The Council of Ministers adopted a draft law regarding loans denominated and indexed to the Swiss franc. According to the government, the new regulations are intended to significantly improve the situation of consumers in disputes with banks and improve the functioning of the justice system. The draft was prepared by the Civil Law Codification Commission and was submitted for discussion on the initiative of the Minister of Justice.
New regulations
Deputy Minister Arkadiusz Myrcha emphasized that the regulations will introduce automatic security for consumer claims, thanks to which borrowers will not have to worry about the enforcement of installments during the process. The change will apply not only to lawsuits currently filed, but also to those filed before the Act entered into force.
The new regulations apply to both loans and advances indexed or denominated in CHF, as well as contracts transformed into indexed loans by annexes. The scope of their application will also include the heirs of borrowers, persons who guaranteed the repayment of the obligation or are materially liable. The final decision on the application of the Act in a given case will be made by the court.

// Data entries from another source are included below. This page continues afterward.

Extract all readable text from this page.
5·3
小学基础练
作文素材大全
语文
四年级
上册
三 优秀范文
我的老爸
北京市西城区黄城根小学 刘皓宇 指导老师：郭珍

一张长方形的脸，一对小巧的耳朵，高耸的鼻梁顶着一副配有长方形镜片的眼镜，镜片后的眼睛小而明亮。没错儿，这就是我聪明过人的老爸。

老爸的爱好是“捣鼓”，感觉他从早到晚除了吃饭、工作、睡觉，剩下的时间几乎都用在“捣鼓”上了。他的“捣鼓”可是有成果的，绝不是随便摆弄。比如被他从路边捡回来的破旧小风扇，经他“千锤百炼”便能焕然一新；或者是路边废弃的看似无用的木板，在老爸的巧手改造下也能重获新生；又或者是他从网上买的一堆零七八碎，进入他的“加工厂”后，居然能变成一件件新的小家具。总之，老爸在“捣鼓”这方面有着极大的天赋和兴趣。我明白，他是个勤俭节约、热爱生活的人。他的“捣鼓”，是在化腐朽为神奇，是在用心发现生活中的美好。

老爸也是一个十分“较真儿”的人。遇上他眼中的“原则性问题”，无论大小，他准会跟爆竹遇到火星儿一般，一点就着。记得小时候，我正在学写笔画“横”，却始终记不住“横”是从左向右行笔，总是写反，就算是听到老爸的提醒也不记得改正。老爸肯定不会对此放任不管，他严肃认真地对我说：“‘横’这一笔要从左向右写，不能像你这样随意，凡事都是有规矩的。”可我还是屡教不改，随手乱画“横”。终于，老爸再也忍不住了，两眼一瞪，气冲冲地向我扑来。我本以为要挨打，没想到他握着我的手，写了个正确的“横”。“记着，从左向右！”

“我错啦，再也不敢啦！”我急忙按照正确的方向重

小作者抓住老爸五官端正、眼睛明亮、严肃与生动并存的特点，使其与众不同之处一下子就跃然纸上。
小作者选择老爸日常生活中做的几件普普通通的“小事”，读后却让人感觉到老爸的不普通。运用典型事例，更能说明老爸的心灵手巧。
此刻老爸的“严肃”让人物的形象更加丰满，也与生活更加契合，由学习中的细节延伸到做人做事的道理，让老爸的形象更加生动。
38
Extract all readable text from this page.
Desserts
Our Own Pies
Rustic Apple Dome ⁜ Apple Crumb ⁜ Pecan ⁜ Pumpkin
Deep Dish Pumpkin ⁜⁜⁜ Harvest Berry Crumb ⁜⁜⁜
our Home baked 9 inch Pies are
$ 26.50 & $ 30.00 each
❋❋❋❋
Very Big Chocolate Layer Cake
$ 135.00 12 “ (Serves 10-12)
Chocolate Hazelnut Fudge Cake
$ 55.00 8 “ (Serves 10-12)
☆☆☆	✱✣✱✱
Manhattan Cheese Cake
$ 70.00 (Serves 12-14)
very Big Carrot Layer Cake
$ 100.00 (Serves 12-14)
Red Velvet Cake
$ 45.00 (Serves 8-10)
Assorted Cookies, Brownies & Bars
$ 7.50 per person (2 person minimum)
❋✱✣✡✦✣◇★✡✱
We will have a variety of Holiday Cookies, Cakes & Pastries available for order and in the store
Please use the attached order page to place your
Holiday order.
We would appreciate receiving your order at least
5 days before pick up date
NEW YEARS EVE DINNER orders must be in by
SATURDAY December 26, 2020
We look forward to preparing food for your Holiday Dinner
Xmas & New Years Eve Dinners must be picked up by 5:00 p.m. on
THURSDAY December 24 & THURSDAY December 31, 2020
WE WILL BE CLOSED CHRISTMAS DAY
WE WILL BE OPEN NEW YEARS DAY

The project provides for a number of process simplifications. Swiss franc cases will be able to be considered in closed sessions, and the parties will be able to submit written testimony. Witness hearings will be able to be conducted remotely, even despite the parties’ objections. Court referendaries will be able to discontinue proceedings after the lawsuit or appeal is withdrawn.
The key solution is to secure consumer claims as soon as a copy of the lawsuit is delivered to the bank. From that moment on, the obligation to repay installments will be suspended. Consumers will not be able to be entered in the registers of debtors for Swiss franc loans, and existing entries will be deleted.
Settlements between the parties
The Act also introduces new rules for settlements between parties. Banks will be able to invoke the allegation of set-off until the end of the proceedings in the second instance. There will also be provisions facilitating counterclaims, which will enable simultaneous settlement of the claims of the borrower and the bank. An incentive to end the dispute amicably will be a partial refund of court fees – up to 50% if the case is withdrawn within six months of the entry into force of the Act.
The project also provides that the Supreme Court will be able to refuse to consider banks’ cassation appeals in Swiss franc cases if there is no need to interpret the regulations or there are no discrepancies in the case law. This is intended to significantly relieve the burden on the courts and speed up the resolution of consumer cases.
The new regulations will not cover land and mortgage register, group, anti-enforcement or bankruptcy proceedings. The Act will enter into force 14 days after publication in the Journal of Laws.